We are faced with the greatest amount of ADA activity in lymphoma-related pleural effusion. Tuberculosis and Lymphoma are two important causes of lymphocytic effusions. It is often challenging to differentiate the two conditions. ADA activity is mainly dependent on the lymphocyte stimulation and proliferation. As in TB-related pleural effusion, the results about ADA activity in lymphoma-related pleural effusion are also heterogeneous. While some researchers believe that there is overlap between tuberculosis and lymphoma [
29] others have concluded lower levels of ADA activity in lymphoma [
30,
31]. On the other hand, Porcel JM et al suggest that an extremely high ADA activity should raise suspicion of empyema or lymphoma [
21]. Lymphoma- related pleural effusion in our study had a younger age than those with pleural tuberculosis. This could explain higher ADA activity in lymphoma-related pleural effusion in our study.
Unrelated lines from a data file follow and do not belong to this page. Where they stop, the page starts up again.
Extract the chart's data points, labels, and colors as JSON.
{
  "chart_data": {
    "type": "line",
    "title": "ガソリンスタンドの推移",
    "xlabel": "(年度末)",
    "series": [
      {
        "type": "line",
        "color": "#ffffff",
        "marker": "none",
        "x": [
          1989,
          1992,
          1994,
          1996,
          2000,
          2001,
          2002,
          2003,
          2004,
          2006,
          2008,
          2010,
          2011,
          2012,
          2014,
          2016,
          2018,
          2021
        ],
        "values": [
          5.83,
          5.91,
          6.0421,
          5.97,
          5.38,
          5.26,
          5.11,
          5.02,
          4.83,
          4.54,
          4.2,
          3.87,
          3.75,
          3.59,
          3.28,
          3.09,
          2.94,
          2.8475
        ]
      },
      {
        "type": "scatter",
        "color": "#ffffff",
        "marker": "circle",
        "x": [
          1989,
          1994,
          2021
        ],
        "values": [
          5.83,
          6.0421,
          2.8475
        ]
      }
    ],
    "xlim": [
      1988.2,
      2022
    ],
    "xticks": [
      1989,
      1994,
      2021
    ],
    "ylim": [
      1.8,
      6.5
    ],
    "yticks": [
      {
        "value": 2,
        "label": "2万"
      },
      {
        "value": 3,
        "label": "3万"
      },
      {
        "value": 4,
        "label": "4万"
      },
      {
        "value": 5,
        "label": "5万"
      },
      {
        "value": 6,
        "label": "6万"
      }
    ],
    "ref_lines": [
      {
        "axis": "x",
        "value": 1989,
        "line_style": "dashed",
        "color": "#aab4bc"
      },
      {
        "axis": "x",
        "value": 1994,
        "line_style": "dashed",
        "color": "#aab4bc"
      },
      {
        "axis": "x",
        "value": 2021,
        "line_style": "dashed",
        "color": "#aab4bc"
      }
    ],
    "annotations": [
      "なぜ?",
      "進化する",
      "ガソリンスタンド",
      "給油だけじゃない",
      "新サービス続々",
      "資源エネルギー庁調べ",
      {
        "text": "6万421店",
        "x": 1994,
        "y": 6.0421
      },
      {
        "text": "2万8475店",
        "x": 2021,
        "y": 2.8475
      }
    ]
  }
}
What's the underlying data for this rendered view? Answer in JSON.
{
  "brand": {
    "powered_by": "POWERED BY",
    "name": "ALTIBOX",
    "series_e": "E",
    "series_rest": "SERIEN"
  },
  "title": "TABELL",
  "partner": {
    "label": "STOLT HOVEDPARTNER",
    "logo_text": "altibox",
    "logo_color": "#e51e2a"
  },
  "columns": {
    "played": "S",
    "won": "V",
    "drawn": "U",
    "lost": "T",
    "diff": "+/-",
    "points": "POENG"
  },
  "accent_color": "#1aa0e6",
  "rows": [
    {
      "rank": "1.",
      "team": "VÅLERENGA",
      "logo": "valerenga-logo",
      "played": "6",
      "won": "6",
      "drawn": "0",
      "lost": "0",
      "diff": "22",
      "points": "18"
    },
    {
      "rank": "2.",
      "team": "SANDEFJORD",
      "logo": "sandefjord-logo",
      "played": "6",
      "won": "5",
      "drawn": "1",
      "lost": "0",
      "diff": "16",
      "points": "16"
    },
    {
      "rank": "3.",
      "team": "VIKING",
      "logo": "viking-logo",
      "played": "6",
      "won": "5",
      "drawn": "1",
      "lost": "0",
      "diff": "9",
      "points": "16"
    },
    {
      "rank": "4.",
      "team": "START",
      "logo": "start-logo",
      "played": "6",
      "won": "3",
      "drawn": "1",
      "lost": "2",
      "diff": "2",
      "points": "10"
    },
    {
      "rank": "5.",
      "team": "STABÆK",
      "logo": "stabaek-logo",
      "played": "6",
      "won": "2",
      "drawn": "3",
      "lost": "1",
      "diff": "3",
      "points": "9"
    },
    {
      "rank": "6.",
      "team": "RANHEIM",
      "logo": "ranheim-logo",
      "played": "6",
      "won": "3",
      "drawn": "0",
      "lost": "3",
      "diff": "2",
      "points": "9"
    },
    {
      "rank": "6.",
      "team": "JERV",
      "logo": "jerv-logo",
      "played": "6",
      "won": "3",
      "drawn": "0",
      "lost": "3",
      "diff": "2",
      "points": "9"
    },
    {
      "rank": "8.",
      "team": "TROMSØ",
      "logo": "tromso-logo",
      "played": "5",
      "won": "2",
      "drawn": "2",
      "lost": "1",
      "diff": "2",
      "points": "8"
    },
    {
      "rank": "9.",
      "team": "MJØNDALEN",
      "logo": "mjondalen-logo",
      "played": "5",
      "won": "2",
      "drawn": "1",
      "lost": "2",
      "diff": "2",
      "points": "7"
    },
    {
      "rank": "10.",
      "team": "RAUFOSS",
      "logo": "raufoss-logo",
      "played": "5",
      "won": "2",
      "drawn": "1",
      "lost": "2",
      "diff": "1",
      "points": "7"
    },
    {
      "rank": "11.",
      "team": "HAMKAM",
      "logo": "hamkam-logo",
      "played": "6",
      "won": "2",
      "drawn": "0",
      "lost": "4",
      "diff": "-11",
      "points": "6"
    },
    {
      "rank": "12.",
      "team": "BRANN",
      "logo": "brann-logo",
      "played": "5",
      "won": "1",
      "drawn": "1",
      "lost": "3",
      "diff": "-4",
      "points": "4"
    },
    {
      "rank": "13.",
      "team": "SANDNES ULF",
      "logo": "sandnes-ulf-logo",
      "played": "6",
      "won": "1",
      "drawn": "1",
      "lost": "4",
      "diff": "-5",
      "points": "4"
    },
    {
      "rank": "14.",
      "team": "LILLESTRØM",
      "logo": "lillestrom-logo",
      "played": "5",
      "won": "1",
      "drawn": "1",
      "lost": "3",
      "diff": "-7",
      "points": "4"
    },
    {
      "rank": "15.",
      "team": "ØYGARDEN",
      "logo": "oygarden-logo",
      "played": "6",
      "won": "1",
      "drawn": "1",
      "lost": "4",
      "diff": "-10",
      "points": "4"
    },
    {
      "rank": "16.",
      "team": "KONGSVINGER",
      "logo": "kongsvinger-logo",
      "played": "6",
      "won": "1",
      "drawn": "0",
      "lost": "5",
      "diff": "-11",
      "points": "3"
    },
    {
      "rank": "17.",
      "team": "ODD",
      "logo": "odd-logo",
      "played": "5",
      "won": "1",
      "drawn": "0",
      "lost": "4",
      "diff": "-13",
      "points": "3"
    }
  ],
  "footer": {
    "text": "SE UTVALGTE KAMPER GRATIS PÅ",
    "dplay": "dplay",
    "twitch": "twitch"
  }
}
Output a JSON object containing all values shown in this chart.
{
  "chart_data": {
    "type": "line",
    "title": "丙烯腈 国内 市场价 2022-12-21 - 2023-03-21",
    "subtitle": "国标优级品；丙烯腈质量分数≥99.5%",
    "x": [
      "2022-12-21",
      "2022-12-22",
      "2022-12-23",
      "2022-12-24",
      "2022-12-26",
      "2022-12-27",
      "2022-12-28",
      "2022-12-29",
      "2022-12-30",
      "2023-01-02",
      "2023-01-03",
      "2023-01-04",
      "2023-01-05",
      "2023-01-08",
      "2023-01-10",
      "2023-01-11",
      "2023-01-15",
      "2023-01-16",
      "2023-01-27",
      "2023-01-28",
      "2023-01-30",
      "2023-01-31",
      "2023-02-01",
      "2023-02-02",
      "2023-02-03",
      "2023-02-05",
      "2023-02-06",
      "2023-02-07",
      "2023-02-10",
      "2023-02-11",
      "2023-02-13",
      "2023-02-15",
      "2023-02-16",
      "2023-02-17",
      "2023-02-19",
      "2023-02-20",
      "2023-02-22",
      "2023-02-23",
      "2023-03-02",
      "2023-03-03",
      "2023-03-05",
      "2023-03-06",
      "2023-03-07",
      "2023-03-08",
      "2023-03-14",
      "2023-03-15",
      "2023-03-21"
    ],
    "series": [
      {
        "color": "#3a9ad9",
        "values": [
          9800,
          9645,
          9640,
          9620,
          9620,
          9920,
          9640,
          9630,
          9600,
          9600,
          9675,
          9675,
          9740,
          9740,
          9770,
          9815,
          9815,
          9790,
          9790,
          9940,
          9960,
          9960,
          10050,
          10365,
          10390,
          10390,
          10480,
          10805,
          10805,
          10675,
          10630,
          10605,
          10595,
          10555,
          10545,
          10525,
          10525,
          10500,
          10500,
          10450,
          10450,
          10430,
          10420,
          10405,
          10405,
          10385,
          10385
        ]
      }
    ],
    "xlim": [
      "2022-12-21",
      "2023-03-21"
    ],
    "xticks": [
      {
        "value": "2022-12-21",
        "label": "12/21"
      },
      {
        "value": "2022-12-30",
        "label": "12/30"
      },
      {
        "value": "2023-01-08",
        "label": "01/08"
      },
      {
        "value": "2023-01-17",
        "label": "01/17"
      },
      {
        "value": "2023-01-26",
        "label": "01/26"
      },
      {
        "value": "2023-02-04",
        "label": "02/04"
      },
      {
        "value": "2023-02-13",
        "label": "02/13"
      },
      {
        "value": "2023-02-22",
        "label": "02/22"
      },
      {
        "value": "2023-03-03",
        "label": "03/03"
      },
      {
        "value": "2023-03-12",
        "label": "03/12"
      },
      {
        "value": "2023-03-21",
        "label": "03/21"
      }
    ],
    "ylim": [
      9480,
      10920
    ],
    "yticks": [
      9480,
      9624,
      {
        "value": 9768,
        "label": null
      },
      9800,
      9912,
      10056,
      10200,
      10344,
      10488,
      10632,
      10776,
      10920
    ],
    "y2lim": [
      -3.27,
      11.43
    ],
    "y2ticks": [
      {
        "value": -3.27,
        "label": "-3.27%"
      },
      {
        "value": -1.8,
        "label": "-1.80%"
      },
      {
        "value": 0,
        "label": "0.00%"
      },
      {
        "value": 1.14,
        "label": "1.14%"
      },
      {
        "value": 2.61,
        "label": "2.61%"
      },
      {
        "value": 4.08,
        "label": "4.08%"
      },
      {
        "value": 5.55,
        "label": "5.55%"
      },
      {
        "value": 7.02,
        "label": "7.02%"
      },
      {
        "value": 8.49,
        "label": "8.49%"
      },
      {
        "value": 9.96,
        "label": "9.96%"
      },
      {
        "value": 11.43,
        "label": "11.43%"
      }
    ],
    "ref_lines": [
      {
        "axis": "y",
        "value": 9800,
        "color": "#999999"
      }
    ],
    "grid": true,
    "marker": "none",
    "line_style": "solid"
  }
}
We had two cases of hydatid cyst ruptured into the pleural space, one in 21 years old man complicated by bacterial infection and one in 81 years old man without such complication. The highest value of ADA activity in pleural fluid was observed in case complicated by bacterial infection. Young age and Concurrent superimposed bacterial infection maybeinducedthe highest levels of pleural fluid ADA activity in such special case.
One limitation of the present study was the low number of tuberculosis patients so that despite of significant negative correlations observed between pleural ADA and age, but correlations between pleural ADA and inflammatory markers (pleural protein and pleural LDH) were weak in the present study, and a definitive conclusion of correlations could not be synthesized now.